Lake George Village opts out of cannabis sales and cafes
From a village press release, Nov. 16: Lake George Village Board of Trustees has unanimously voted to opt-out of allowing retail establishments and on-site consumption of cannabis in the resort village.
Village officials held a public hearing recently where everyone in attendance urged the Village Board to prohibit the sales that have recently been approved by New York State.
Most at the hearing cited past problems with users at their properties and the image of the Village as a family-resort. Others spoke about the effects users might have on police presence and children at the many village events.
The village does not have a police department.
No one attended the meeting where the formal vote was taken, but all trustees and the Mayor spoke against allowing retail dispensaries. Some mentioned they could opt-in later or when the State regulations became more defined. All mentioned the revenue expected would be small compared to the expected problems.
[Read more about expected funding here.]
Guerra Arraigned
Samantha Guerra who ran for Commissioner of Accounts in Saratoga Springs this fall, and was accused of collecting or attesting to fraudulent election petition signatures was arraigned on Wednesday Nov. 18. She faces two counts of Misconduct in Relations to Petitions, under election law, not criminal law, her lawyer Oscar Schreiber said. The charge is an unclassified misdemeanor.
According to a story in the Daily Gazette, her case has been assigned to Schenectady County District Attorney as Saratoga County’s DA Karen Heggen told the judge she had a conflict of interest.
Dillon Moran, the Democrat and presumptive winner of the city council seat, held a press conference in September accusing the Republican of possibly forging signatures on the petitions and of DA Heggen’s office of not acting on letters received. Other people brought the accusations forward. Saratoga Springs and the state police investigated the accusations.

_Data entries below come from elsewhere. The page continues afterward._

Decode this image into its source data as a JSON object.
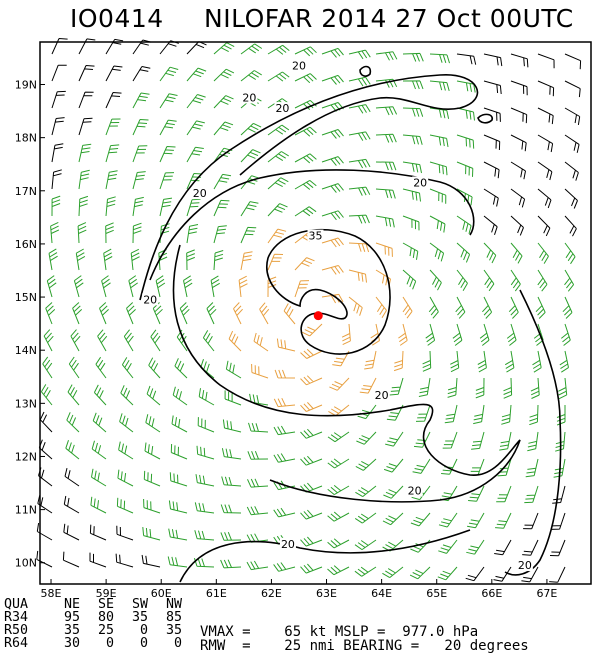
{
  "title": {
    "storm_id": "IO0414",
    "heading": "NILOFAR 2014 27 Oct 00UTC"
  },
  "colors": {
    "barb_low": "#000000",
    "barb_34kt": "#2ca02c",
    "barb_50kt": "#e8a040",
    "contour": "#000000",
    "center": "#ff0000"
  },
  "map": {
    "lon_labels": [
      "58E",
      "59E",
      "60E",
      "61E",
      "62E",
      "63E",
      "64E",
      "65E",
      "66E",
      "67E"
    ],
    "lat_labels": [
      "10N",
      "11N",
      "12N",
      "13N",
      "14N",
      "15N",
      "16N",
      "17N",
      "18N",
      "19N"
    ],
    "lon_range": [
      57.8,
      67.8
    ],
    "lat_range": [
      9.6,
      19.8
    ],
    "center": {
      "lon": 62.85,
      "lat": 14.65
    },
    "contour_labels": [
      {
        "text": "20",
        "lon": 62.5,
        "lat": 19.3
      },
      {
        "text": "20",
        "lon": 61.6,
        "lat": 18.7
      },
      {
        "text": "20",
        "lon": 62.2,
        "lat": 18.5
      },
      {
        "text": "20",
        "lon": 60.7,
        "lat": 16.9
      },
      {
        "text": "20",
        "lon": 64.7,
        "lat": 17.1
      },
      {
        "text": "20",
        "lon": 59.8,
        "lat": 14.9
      },
      {
        "text": "35",
        "lon": 62.8,
        "lat": 16.1
      },
      {
        "text": "20",
        "lon": 64.0,
        "lat": 13.1
      },
      {
        "text": "20",
        "lon": 64.6,
        "lat": 11.3
      },
      {
        "text": "20",
        "lon": 62.3,
        "lat": 10.3
      },
      {
        "text": "20",
        "lon": 66.6,
        "lat": 9.9
      }
    ]
  },
  "radii_table": {
    "headers": [
      "QUA",
      "NE",
      "SE",
      "SW",
      "NW"
    ],
    "rows": [
      {
        "label": "R34",
        "values": [
          "95",
          "80",
          "35",
          "85"
        ]
      },
      {
        "label": "R50",
        "values": [
          "35",
          "25",
          "0",
          "35"
        ]
      },
      {
        "label": "R64",
        "values": [
          "30",
          "0",
          "0",
          "0"
        ]
      }
    ]
  },
  "stats": {
    "line1": "VMAX =    65 kt MSLP =  977.0 hPa",
    "line2": "RMW  =    25 nmi BEARING =   20 degrees"
  }
}
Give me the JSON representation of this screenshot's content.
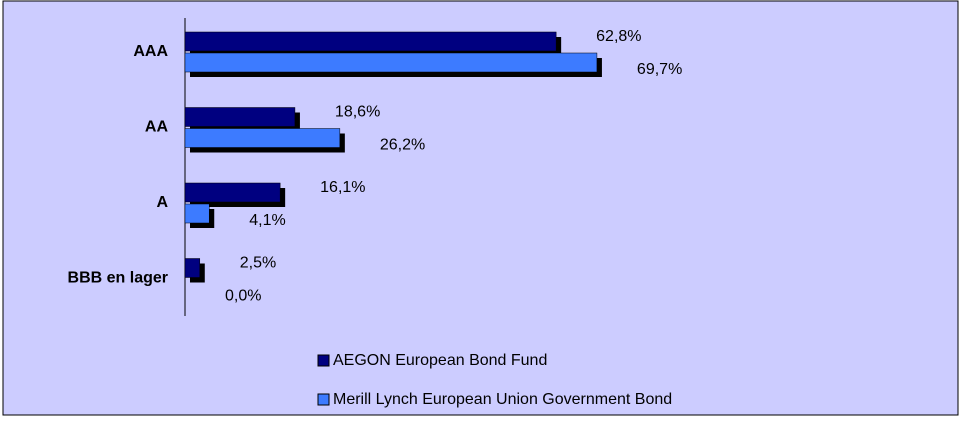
{
  "chart_data": {
    "type": "bar",
    "orientation": "horizontal",
    "categories": [
      "AAA",
      "AA",
      "A",
      "BBB en lager"
    ],
    "series": [
      {
        "name": "AEGON European Bond Fund",
        "color": "#000080",
        "values": [
          62.8,
          18.6,
          16.1,
          2.5
        ],
        "value_labels": [
          "62,8%",
          "18,6%",
          "16,1%",
          "2,5%"
        ]
      },
      {
        "name": "Merill Lynch European Union Government Bond",
        "color": "#3d7bff",
        "values": [
          69.7,
          26.2,
          4.1,
          0.0
        ],
        "value_labels": [
          "69,7%",
          "26,2%",
          "4,1%",
          "0,0%"
        ]
      }
    ],
    "legend": "bottom"
  }
}
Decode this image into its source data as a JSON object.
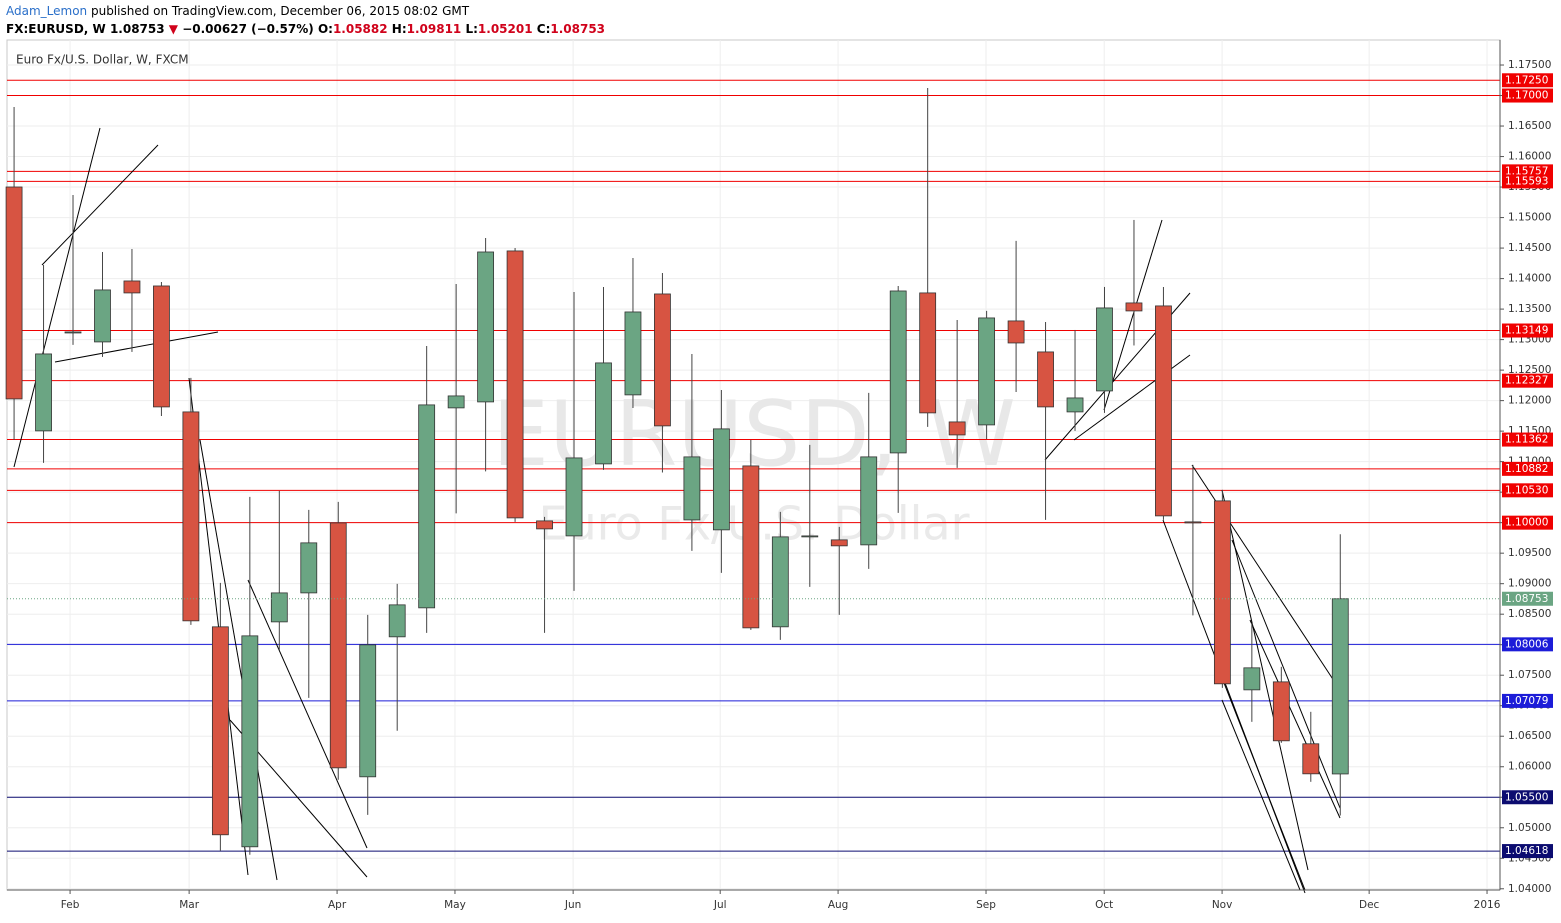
{
  "header": {
    "author": "Adam_Lemon",
    "published": " published on TradingView.com, December 06, 2015 08:02 GMT",
    "symbol": "FX:EURUSD, W",
    "last": "1.08753",
    "arrow": "▼",
    "change": "−0.00627 (−0.57%)",
    "quote": [
      {
        "label": "O:",
        "value": "1.05882"
      },
      {
        "label": "H:",
        "value": "1.09811"
      },
      {
        "label": "L:",
        "value": "1.05201"
      },
      {
        "label": "C:",
        "value": "1.08753"
      }
    ]
  },
  "chart_data": {
    "type": "candlestick",
    "title": "Euro Fx/U.S. Dollar, W, FXCM",
    "watermark": "EURUSD, W",
    "watermark_subtitle": "Euro Fx/U.S. Dollar",
    "up_color": "#6ba583",
    "down_color": "#d75442",
    "grid": true,
    "categories": [
      null,
      null,
      null,
      null,
      null,
      null,
      null,
      null,
      null,
      null,
      null,
      null,
      null,
      null,
      null,
      null,
      null,
      null,
      null,
      null,
      null,
      null,
      null,
      null,
      null,
      null,
      null,
      null,
      null,
      null,
      null,
      null,
      null,
      null,
      null,
      null,
      null,
      null,
      null,
      null,
      null,
      null,
      null,
      null,
      null,
      null
    ],
    "open": [
      1.15501,
      1.11504,
      1.13109,
      1.12962,
      1.13961,
      1.13879,
      1.11815,
      1.08293,
      1.04688,
      1.08374,
      1.08849,
      1.09996,
      1.05835,
      1.08129,
      1.08604,
      1.11881,
      1.11979,
      1.14453,
      1.10029,
      1.09783,
      1.10963,
      1.12094,
      1.13748,
      1.10045,
      1.09882,
      1.1093,
      1.08293,
      1.09767,
      1.09718,
      1.09636,
      1.11143,
      1.13765,
      1.11651,
      1.11602,
      1.13306,
      1.12798,
      1.11815,
      1.12159,
      1.13601,
      1.13552,
      1.10013,
      1.10357,
      1.0726,
      1.07391,
      1.06376,
      1.05882
    ],
    "high": [
      1.16812,
      1.14223,
      1.1537,
      1.14436,
      1.14485,
      1.13945,
      1.12372,
      1.09013,
      1.10422,
      1.10521,
      1.10209,
      1.1034,
      1.08489,
      1.08997,
      1.12896,
      1.13912,
      1.14666,
      1.14502,
      1.10095,
      1.13781,
      1.13863,
      1.14338,
      1.14092,
      1.12765,
      1.12175,
      1.11356,
      1.10177,
      1.11274,
      1.09931,
      1.12126,
      1.13879,
      1.17123,
      1.13322,
      1.1347,
      1.14617,
      1.13289,
      1.13158,
      1.13863,
      1.14961,
      1.13863,
      1.10947,
      1.10537,
      1.08358,
      1.07637,
      1.069,
      1.09811
    ],
    "low": [
      1.11356,
      1.10979,
      1.12913,
      1.12716,
      1.12798,
      1.11749,
      1.08325,
      1.04623,
      1.04557,
      1.07916,
      1.07129,
      1.05786,
      1.05212,
      1.06589,
      1.08194,
      1.10152,
      1.1084,
      1.10013,
      1.08194,
      1.08882,
      1.10865,
      1.1188,
      1.10823,
      1.09537,
      1.09177,
      1.08243,
      1.08079,
      1.08948,
      1.08489,
      1.09243,
      1.1016,
      1.11569,
      1.10898,
      1.11372,
      1.12142,
      1.10045,
      1.11504,
      1.11799,
      1.12904,
      1.10046,
      1.08481,
      1.07293,
      1.06736,
      1.06392,
      1.05753,
      1.05201
    ],
    "close": [
      1.12028,
      1.12765,
      1.13126,
      1.13814,
      1.13765,
      1.11897,
      1.08391,
      1.04885,
      1.08145,
      1.08849,
      1.09669,
      1.05982,
      1.07998,
      1.08653,
      1.1193,
      1.12077,
      1.14436,
      1.10078,
      1.09898,
      1.11061,
      1.12618,
      1.13453,
      1.11586,
      1.11078,
      1.11537,
      1.08276,
      1.09767,
      1.09783,
      1.0962,
      1.11078,
      1.13797,
      1.11799,
      1.11438,
      1.13355,
      1.12945,
      1.11897,
      1.12044,
      1.13519,
      1.1347,
      1.10111,
      1.09996,
      1.07359,
      1.07621,
      1.06425,
      1.05884,
      1.08753
    ],
    "last_color": "#6ba583",
    "levels": [
      {
        "value": 1.1725,
        "label": "1.17250",
        "color": "#f00000"
      },
      {
        "value": 1.17,
        "label": "1.17000",
        "color": "#f00000"
      },
      {
        "value": 1.15757,
        "label": "1.15757",
        "color": "#f00000"
      },
      {
        "value": 1.15593,
        "label": "1.15593",
        "color": "#f00000"
      },
      {
        "value": 1.13149,
        "label": "1.13149",
        "color": "#f00000"
      },
      {
        "value": 1.12327,
        "label": "1.12327",
        "color": "#f00000"
      },
      {
        "value": 1.11362,
        "label": "1.11362",
        "color": "#f00000"
      },
      {
        "value": 1.10882,
        "label": "1.10882",
        "color": "#f00000"
      },
      {
        "value": 1.1053,
        "label": "1.10530",
        "color": "#f00000"
      },
      {
        "value": 1.1,
        "label": "1.10000",
        "color": "#f00000"
      },
      {
        "value": 1.08006,
        "label": "1.08006",
        "color": "#1c1cd8"
      },
      {
        "value": 1.07079,
        "label": "1.07079",
        "color": "#1c1cd8"
      },
      {
        "value": 1.055,
        "label": "1.05500",
        "color": "#0c0c70"
      },
      {
        "value": 1.04618,
        "label": "1.04618",
        "color": "#0c0c70"
      }
    ],
    "xlim": [
      -0.24,
      50.42
    ],
    "xticks": [
      {
        "value": 1.9,
        "label": "Feb"
      },
      {
        "value": 5.94,
        "label": "Mar"
      },
      {
        "value": 10.96,
        "label": "Apr"
      },
      {
        "value": 14.96,
        "label": "May"
      },
      {
        "value": 18.97,
        "label": "Jun"
      },
      {
        "value": 23.96,
        "label": "Jul"
      },
      {
        "value": 27.96,
        "label": "Aug"
      },
      {
        "value": 32.98,
        "label": "Sep"
      },
      {
        "value": 36.99,
        "label": "Oct"
      },
      {
        "value": 40.99,
        "label": "Nov"
      },
      {
        "value": 45.98,
        "label": "Dec"
      },
      {
        "value": 49.98,
        "label": "2016"
      }
    ],
    "ylim": [
      1.0398,
      1.1791
    ],
    "yticks": [
      {
        "value": 1.04,
        "label": "1.04000"
      },
      {
        "value": 1.045,
        "label": "1.04500"
      },
      {
        "value": 1.05,
        "label": "1.05000"
      },
      {
        "value": 1.055,
        "label": "1.05500"
      },
      {
        "value": 1.06,
        "label": "1.06000"
      },
      {
        "value": 1.065,
        "label": "1.06500"
      },
      {
        "value": 1.07,
        "label": "1.07000"
      },
      {
        "value": 1.075,
        "label": "1.07500"
      },
      {
        "value": 1.08,
        "label": "1.08000"
      },
      {
        "value": 1.085,
        "label": "1.08500"
      },
      {
        "value": 1.09,
        "label": "1.09000"
      },
      {
        "value": 1.095,
        "label": "1.09500"
      },
      {
        "value": 1.1,
        "label": "1.10000"
      },
      {
        "value": 1.105,
        "label": "1.10500"
      },
      {
        "value": 1.11,
        "label": "1.11000"
      },
      {
        "value": 1.115,
        "label": "1.11500"
      },
      {
        "value": 1.12,
        "label": "1.12000"
      },
      {
        "value": 1.125,
        "label": "1.12500"
      },
      {
        "value": 1.13,
        "label": "1.13000"
      },
      {
        "value": 1.135,
        "label": "1.13500"
      },
      {
        "value": 1.14,
        "label": "1.14000"
      },
      {
        "value": 1.145,
        "label": "1.14500"
      },
      {
        "value": 1.15,
        "label": "1.15000"
      },
      {
        "value": 1.155,
        "label": "1.15500"
      },
      {
        "value": 1.16,
        "label": "1.16000"
      },
      {
        "value": 1.165,
        "label": "1.16500"
      },
      {
        "value": 1.17,
        "label": "1.17000"
      },
      {
        "value": 1.175,
        "label": "1.17500"
      }
    ]
  }
}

Schrieber said outside the courtroom Nov. 18, “I believe this is all about politics.”
He said the Board of Elections had approved the petitions, and the Democrats are merely trying to weaken a political rival who ran a close race in case she decides to run again.
She goes back to court Dec. 21.
Sign of the times: Capri Village is emptying the cabins
A Facebook yard sale-style ad says “Bring your tools, extra hands and cash!”
The new owners of the Capri Village motel in Bolton Landing on Lake George are “selling everything,” the ad says. Almost all will be razed. The new owner, David Massaroni who closed on the property earlier this month, is constructing a house for himself near the lakeshore and is working through the Bolton Town planning process to construct a number of homes for sale on the property.
[Read our coverage here.]
Therefore, everything on the property currently must go: bed sets, dressers, nightstands, sleeper sofas, tables, chairs, refrigerators, air-conditioning A/C units, microwaves, coffee makers, Cooktops, grills, picnic tables, umbrellas, propane hot water tanks, and much more, the ad says.
Repaired statue re-installed in Congress Park
From an announcement: The NY 77th Infantry Regiment Monument (“Civil War Statue”) was vandalized in July of 2020 requiring significant repairs to the zinc statue. On Tuesday, Nov. 16, 2021 at 10 a.m. in Congress Park, the company that performed the statue repairs will re-install the statue on it’s base in coordination with the Department of Public Works. No one has been arrested in the case.
Warren EDC fishing attack nets “angler” $2,000
Jim Siplon admitted to the Warren County Economic Development Corporation board that an email-based fraudulent fishing expedition caught an employee of the EDC. He explained this at the monthly meeting, Tuesday Nov. 16. Siplon is the president of the WarrenEDC.
He said that remote work and reliance on email communication had caught the company with its guard down. He said that a request was made to change one employees’ payroll, “and we executed it.”
Clearly bothered by the situation, he said it was traumatizing for the organization that has worked a lot remotely and suffered through quarantines.
“This was a significant emotional event for staff,” he said.
The board members then spoke about remediation, the need and cost for training against this sort of attack. One of the membership said the anti-fraud training can be expensive, but worth it: “It’s not cheap, probably one hundred bucks a head...Thank goodness [the theft] wasn’t something bigger.”